Each year, National Cybersecurity Awareness Month has had a different overall theme, with this year’s theme being “Do Your Part. #BeCyberSmart.” Everyone has a role to play in cybersecurity and protecting their own personal privacy and sensitive data, as well as protecting their employer’s systems from attacks and must do their bit to improve security.
Each week in October has a different theme, focusing on a specific aspect of cybersecurity with the theme of Week 1 being “Be Cyber Smart.”
Be Cyber Smart is concerned with protecting personal and business data on Internet-connected platforms. These systems are targeted by cyber actors, but attacks can be prevented by adopting cybersecurity best practices and practicing good cyber hygiene. Individuals must own their role in cybersecurity, which means following cybersecurity best practices such as creating strong, unique passwords for accounts, updating software promptly, turning on multi-factor authentication, and regularly backing up data. Employers should be teaching these best practices in security awareness training sessions and should enforce these best practices as far as possible.
The focus of Week 2 is “Fight the Phish!” and seeks to raise awareness of the risk of phishing attacks. Phishing is the leading cause of security incidents, accounting for 80% of all reported incidents according to the Verizon Data Breach Investigations Report. Employees need to be trained on phishing email identification, taught how to identify email threats, and told how to react when a suspicious email is received.

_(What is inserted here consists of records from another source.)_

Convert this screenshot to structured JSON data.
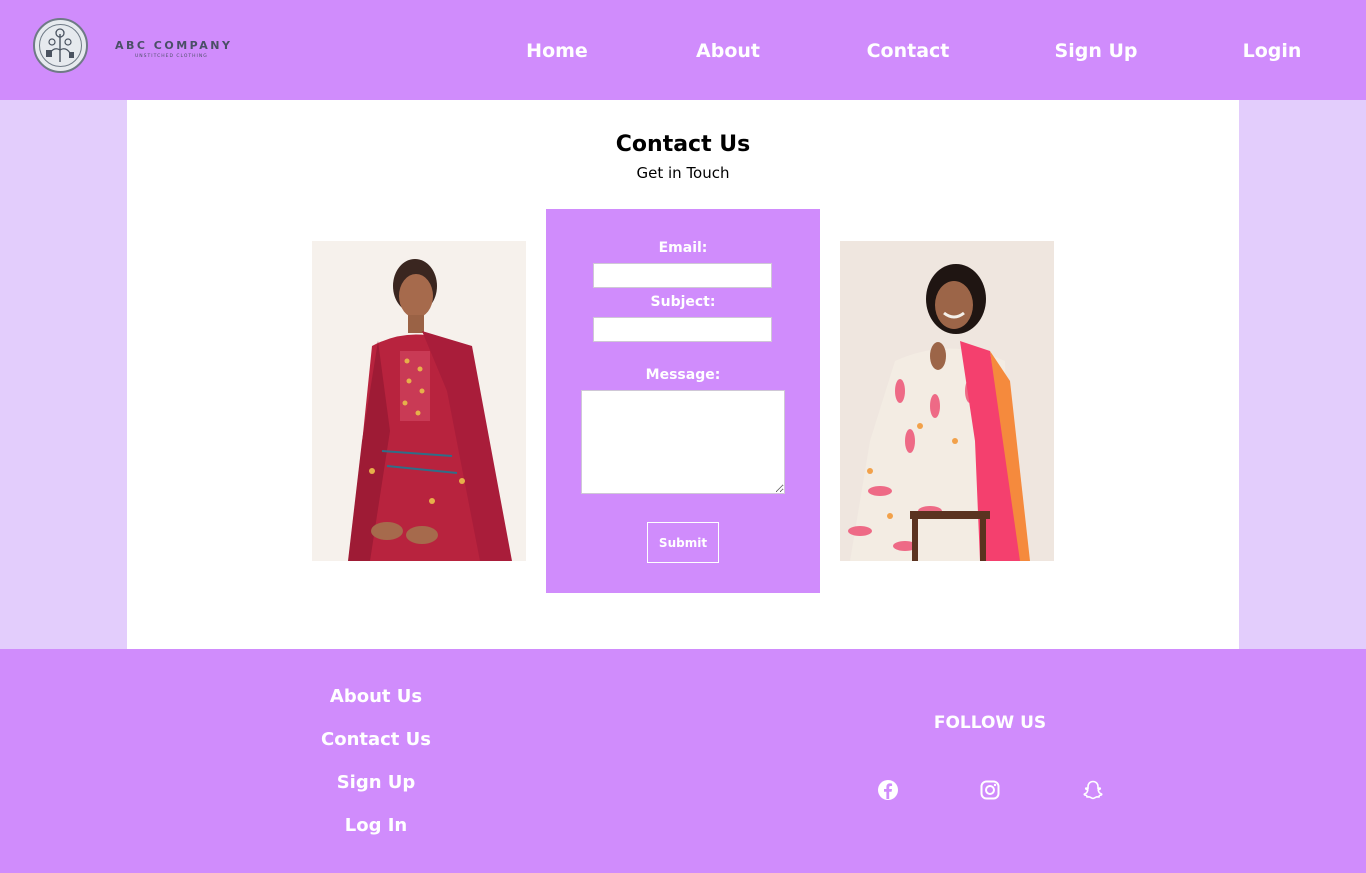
{
  "brand": {
    "name": "ABC COMPANY",
    "tagline": "UNSTITCHED CLOTHING"
  },
  "nav": {
    "home": "Home",
    "about": "About",
    "contact": "Contact",
    "signup": "Sign Up",
    "login": "Login"
  },
  "page": {
    "title": "Contact Us",
    "subtitle": "Get in Touch"
  },
  "form": {
    "email_label": "Email:",
    "email_value": "",
    "subject_label": "Subject:",
    "subject_value": "",
    "message_label": "Message:",
    "message_value": "",
    "submit_label": "Submit"
  },
  "footer": {
    "links": {
      "about": "About Us",
      "contact": "Contact Us",
      "signup": "Sign Up",
      "login": "Log In"
    },
    "follow_heading": "FOLLOW US",
    "social_icons": [
      "facebook-icon",
      "instagram-icon",
      "snapchat-icon"
    ]
  },
  "colors": {
    "accent": "#d08cfc",
    "page_bg": "#e3cdfc",
    "content_bg": "#ffffff",
    "text_on_accent": "#ffffff"
  }
}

The focus of Week 3 is to raise awareness of career opportunities in cybersecurity and to encourage more people to consider taking up positions in the industry. The focus is on businesses in Week 4. Business leaders will be encouraged to implement cybersecurity safeguards into products and processes at the design stage, rather than adding security measures as an afterthought. Businesses will also be encouraged to provide cybersecurity training to employees during onboarding and for training to be regularly reinforced through refresher training sessions throughout the year.